Regardless of the fact that the consumer actually dies, because there’s nothing we can do about that, the optimization we need to make is to prevent Kafka from thinking that a normal consumer has died. The following three configurations are used to adjust:

  1. session.timout.ms: Timeout period for heartbeat detection. You are advised to set it to 6s.
  2. heartbeat.interval.ms: Indicates the interval for heartbeat detection. A smaller interval prevents miscalculation and consumes more resources. The recommended value is 2s.
  3. max.poll.interval.ms: Consumers twicepollMaximum data interval: consumers need to process data after pulling data, and then pull data again. If the interval between two pulling data exceeds the time set by this parameter, the consumer group will remove the consumer from the consumer group. The default value is 5 minutes. The value is determined by the actual maximum message processing time, which is generally one minute longer than the maximum message processing time.

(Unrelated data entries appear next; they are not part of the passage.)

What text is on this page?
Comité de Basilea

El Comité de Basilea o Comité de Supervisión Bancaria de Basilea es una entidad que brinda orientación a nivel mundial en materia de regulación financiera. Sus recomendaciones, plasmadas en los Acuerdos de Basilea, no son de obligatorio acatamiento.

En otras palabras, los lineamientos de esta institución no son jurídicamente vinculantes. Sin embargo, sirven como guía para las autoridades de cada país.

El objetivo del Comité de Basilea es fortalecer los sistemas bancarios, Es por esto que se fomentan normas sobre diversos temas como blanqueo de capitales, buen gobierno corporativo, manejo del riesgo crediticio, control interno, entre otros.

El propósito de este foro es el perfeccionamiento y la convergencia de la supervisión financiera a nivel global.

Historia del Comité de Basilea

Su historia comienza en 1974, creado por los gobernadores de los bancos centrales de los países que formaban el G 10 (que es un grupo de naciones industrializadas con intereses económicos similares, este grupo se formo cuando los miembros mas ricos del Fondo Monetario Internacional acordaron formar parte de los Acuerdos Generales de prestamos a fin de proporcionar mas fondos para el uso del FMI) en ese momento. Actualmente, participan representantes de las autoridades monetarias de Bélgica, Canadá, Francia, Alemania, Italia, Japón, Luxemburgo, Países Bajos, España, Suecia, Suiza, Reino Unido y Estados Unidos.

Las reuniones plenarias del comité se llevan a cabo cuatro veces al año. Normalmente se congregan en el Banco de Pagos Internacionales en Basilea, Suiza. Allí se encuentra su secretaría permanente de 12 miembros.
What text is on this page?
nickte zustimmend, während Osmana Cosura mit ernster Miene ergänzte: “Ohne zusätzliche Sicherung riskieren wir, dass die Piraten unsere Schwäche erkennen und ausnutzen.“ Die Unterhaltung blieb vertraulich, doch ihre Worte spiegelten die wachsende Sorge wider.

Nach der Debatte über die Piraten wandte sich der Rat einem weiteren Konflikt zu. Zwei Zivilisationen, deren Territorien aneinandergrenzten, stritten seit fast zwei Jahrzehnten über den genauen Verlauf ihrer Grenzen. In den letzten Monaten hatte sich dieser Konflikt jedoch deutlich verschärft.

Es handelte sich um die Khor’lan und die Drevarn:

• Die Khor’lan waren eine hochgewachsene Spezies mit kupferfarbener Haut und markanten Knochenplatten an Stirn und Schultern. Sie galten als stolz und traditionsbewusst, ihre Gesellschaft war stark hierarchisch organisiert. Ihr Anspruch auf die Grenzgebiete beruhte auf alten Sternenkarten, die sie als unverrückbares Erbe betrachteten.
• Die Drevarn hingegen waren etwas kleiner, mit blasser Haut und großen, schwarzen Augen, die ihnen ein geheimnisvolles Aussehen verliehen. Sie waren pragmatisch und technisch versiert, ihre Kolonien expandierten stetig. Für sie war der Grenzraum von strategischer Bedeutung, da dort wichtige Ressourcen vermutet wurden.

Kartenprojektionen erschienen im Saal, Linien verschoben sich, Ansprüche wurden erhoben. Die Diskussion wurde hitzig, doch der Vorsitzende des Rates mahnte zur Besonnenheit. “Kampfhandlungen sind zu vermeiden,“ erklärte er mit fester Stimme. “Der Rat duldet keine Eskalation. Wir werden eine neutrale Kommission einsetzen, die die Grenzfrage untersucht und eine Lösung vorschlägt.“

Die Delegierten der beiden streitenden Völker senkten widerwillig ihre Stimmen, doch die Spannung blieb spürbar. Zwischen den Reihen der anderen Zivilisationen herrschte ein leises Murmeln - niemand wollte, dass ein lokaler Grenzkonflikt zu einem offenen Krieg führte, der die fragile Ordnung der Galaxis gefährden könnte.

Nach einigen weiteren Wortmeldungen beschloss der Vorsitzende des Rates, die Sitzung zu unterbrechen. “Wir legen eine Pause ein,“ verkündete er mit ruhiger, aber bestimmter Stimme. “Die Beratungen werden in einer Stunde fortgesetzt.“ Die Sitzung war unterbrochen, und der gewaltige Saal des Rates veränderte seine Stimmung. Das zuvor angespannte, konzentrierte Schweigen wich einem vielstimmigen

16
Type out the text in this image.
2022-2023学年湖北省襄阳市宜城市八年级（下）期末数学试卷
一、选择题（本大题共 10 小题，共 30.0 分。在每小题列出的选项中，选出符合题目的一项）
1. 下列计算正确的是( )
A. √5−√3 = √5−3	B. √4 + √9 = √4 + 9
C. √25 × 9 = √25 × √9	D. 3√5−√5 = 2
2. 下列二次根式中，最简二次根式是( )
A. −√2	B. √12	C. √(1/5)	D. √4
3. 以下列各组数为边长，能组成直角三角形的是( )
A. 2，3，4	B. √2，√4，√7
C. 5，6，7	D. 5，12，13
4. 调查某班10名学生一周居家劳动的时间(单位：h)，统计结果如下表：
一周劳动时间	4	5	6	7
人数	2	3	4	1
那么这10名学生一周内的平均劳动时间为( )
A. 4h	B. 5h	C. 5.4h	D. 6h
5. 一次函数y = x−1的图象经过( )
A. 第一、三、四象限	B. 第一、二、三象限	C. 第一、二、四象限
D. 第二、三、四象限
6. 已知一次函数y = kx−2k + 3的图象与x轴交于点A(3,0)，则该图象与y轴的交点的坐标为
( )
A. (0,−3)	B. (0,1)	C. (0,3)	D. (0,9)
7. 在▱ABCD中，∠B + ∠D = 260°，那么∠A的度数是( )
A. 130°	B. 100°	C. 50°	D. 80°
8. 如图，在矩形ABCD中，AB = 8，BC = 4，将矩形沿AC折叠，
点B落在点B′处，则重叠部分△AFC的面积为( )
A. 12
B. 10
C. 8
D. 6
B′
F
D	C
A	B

Several strategies for rebalancing

  1. Range: Based on a singleTopicforPartitionThe distribution of
  2. RoundRobin: Based on multipleTopicPartitionThe distribution of
  3. Sticky: In the process of rebalancing, try not to change the distribution to the original consumerspartitionOn the basis of, to rebalance.

The difference between 1 and 2 is that if there are 5 topics, each topic has 3 partitions and is subscribed by a consumer group of 15 consumers;

If you use the first strategy, it looks at the first topic with five partitions, one for each of the first five consumers, and the same is true for topics 2 through 5, which results in three partitions for each of the first five consumers and ten free consumers behind them.

If you use the second strategy, let’s look at 5 topics with 15 partitions, 15 consumers, and you just assign one partition to each consumer.